When asked whether Trump’s claims of antisemitism justify delaying or slashing research support at top colleges, two-thirds said “no.” Moreover, opposition to Trump’s actions against universities has grown since the spring, when we posed similar questions for American Jews.
We also found that 89% of Jewish Americans trust medical researchers and scientists “to do the right thing,” compared with 24% reporting this level of trust for “senior officials in the Trump Administration.”
The nation’s Jews do worry deeply about antisemitism. Almost 3 in 4 are somewhat or very concerned over anti-Jewish sentiment on campuses. Two in five have experienced an antisemitic episode in their daily lives since the Hamas attacks on innocent Israeli citizens two years ago. Still, younger Jews — more likely attending college or engaged with students — worry less about antisemitism than do older members of the community.
We also discovered that less than one-third of Jews still supported Israel’s conquest of Gaza and starvation among the Palestinians.

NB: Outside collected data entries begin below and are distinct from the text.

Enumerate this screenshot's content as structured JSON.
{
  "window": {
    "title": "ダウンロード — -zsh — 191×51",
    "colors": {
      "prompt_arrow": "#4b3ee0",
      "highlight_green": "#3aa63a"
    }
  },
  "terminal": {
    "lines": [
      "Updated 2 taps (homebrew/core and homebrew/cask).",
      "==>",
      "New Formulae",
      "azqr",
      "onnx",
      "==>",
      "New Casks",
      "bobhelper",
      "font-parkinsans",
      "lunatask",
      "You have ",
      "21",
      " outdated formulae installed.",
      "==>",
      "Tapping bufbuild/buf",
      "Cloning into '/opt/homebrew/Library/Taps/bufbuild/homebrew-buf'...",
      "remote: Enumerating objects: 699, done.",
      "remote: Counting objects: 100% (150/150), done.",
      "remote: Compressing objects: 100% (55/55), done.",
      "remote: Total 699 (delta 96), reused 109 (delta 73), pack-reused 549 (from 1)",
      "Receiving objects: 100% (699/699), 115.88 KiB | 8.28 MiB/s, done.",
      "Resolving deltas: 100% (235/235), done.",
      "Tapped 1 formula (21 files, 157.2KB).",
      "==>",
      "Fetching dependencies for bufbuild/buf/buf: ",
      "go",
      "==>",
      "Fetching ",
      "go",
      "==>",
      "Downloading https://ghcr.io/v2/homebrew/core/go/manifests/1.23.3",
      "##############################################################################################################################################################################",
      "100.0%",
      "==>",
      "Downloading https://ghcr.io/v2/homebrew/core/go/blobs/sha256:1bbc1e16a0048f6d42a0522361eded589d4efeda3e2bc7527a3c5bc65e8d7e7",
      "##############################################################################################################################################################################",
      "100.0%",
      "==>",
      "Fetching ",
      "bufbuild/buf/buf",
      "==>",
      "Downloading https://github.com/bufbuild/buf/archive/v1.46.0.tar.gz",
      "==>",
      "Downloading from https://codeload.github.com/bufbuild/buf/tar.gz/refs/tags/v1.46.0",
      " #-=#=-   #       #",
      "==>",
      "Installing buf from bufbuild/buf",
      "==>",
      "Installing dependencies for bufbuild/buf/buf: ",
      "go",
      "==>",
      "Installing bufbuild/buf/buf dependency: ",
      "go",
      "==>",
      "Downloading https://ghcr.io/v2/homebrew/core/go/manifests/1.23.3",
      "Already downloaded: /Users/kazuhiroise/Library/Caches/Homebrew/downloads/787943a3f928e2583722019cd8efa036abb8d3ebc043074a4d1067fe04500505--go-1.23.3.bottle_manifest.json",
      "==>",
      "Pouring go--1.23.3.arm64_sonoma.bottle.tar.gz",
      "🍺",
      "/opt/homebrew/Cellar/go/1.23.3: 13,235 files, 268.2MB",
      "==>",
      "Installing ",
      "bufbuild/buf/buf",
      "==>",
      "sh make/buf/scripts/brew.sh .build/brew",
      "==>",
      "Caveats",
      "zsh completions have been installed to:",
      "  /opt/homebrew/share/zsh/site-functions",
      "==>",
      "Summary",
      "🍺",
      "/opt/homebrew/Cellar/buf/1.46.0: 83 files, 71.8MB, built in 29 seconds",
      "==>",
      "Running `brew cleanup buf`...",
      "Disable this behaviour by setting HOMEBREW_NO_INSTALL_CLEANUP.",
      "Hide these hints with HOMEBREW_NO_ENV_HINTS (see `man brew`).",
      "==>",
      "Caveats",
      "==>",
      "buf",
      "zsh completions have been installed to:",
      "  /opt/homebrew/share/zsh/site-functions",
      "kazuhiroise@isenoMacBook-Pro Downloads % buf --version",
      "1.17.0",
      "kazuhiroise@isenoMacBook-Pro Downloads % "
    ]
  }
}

Meanwhile, ugly incidents of antisemitism continue to surface locally. The sadly familiar graffiti of “hate Jews” was painted in late August on a synagogue in Vernon Hills just before the Jewish new year.
Now as Jewish Americans struggle with hatred, even alienation from the Israeli state, they discover a slippery president who exploits a true danger. Rather than fostering respect and learning from one another, Republican leaders selfishly inflame age-old divisions, then bend a real problem to hammer universities.
Trump erodes the very institutions that have long provided safety, learning and upward mobility for Jewish families — all the while claiming that he’s protecting Jews.
If the president’s true aim is to silence professors, medical researchers or computer scientists, he should say so. Then, civic leaders and voters can openly debate the wisdom of squelching free speech and unfettered human inquiry.
Maybe federal pressure will result in surer protection for Jewish students. But initial reforms may trouble most Americans. Columbia University agreed to muzzle professors, allowing students to tattle on lectures that criticize the Israeli state or suggest that Palestinian people might be suffering. Even lawyers at the University of California Berkeley shared with the Trump administration the names of students and professors incidentally noted in unproven antisemitism claims.
Civic tension and strident voices will persist on college campuses, in part given Trump’s penchant for stoking mistrust and suspicion of others. Three hundred Northwestern students recently refused to attend a newly mandated class on antisemitism, claiming it’s well intentioned yet one-sided.
Local leaders, civic groups and universities must carve out space for tempered and engaging conversations. We can no longer count on the government to craft a public commons.
American Jews yearn for political leaders who advance genuine compassion and honest remedies. They don’t want to be exploited in nefarious ways.
James Druckman, a former political science professor at Northwestern University, teaches at the University of Rochester. Bruce Fuller, a sociologist, is emeritus professor of education and public policy at the University of California Berkeley.